Probiotics are the most promising alternative to antibiotics for improving animal production and controlling pathogenic infections, while strains derived from natural hosts are considered highly desirable due to their good adaptation to the gastrointestinal tract. The aim of this study was to screen Lactobacillus with broad-spectrum antibacterial activity from broilers fed an antibiotic-free diet and evaluate their potential as poultry probiotics.
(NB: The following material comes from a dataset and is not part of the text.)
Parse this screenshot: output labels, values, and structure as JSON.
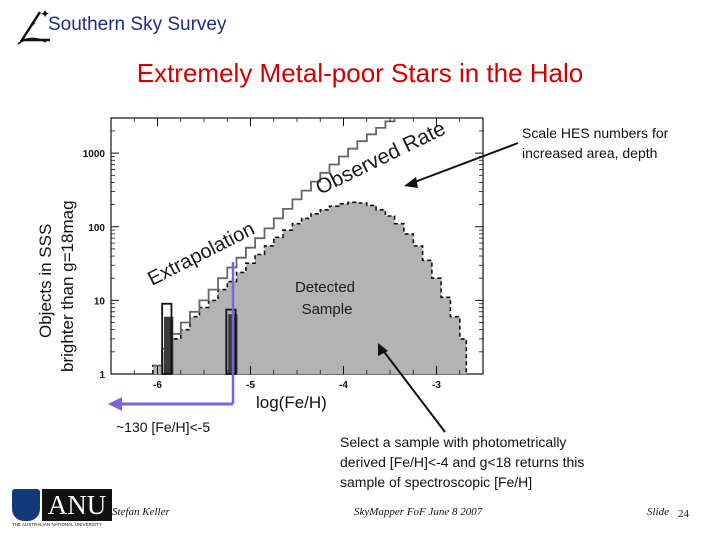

A total of 44 lactic acid bacteria (LAB) strains were isolated from the intestines of healthy broilers, among which 3 strains exhibited outstanding antimicrobial activity and were subsequently identified through 16S rRNA sequencing as Enterococcus faecium L8, Lactiplantibacillus plantarum L10, and Limosilactobacillus reuteri H11. These three isolates demonstrated potent bacteriostatic activity against Staphylococcus aureus, Listeria monocytogenes, Escherichia coli, and Salmonella cholerae, with inhibition zones ranging from 15.67 ± 1.53 to 21.33 ± 0.58 mm. The selected LAB strains exhibited high tolerance to acid and bile salts, with L. reuteri H11 displaying the highest survival rate (ranging from 34.68% to 110.28%) after exposure to 0.3% (w/v) bile salts for 6 h or a low pH environment (pH 2, 2.5, and 3) for 3 h. Notably, L. reuteri H11 outperformed other strains in terms of hydrophobicity (84.31%), auto-aggregation (53.12%), and co-aggregation with E. coli ATCC 25922 (36.81%) and S. aureus ATCC 6538 (40.20%). In addition, the three LAB isolates were either fully or moderately susceptible to the tested antibiotics, except for strain L8, which resisted gentamycin and vancomycin. Consequently, these three LAB strains, especially L. reuteri H11, isolated from the intestines of broiler chickens, represent promising probiotic candidates that can be employed as feed additives to enhance production performance and control poultry pathogens.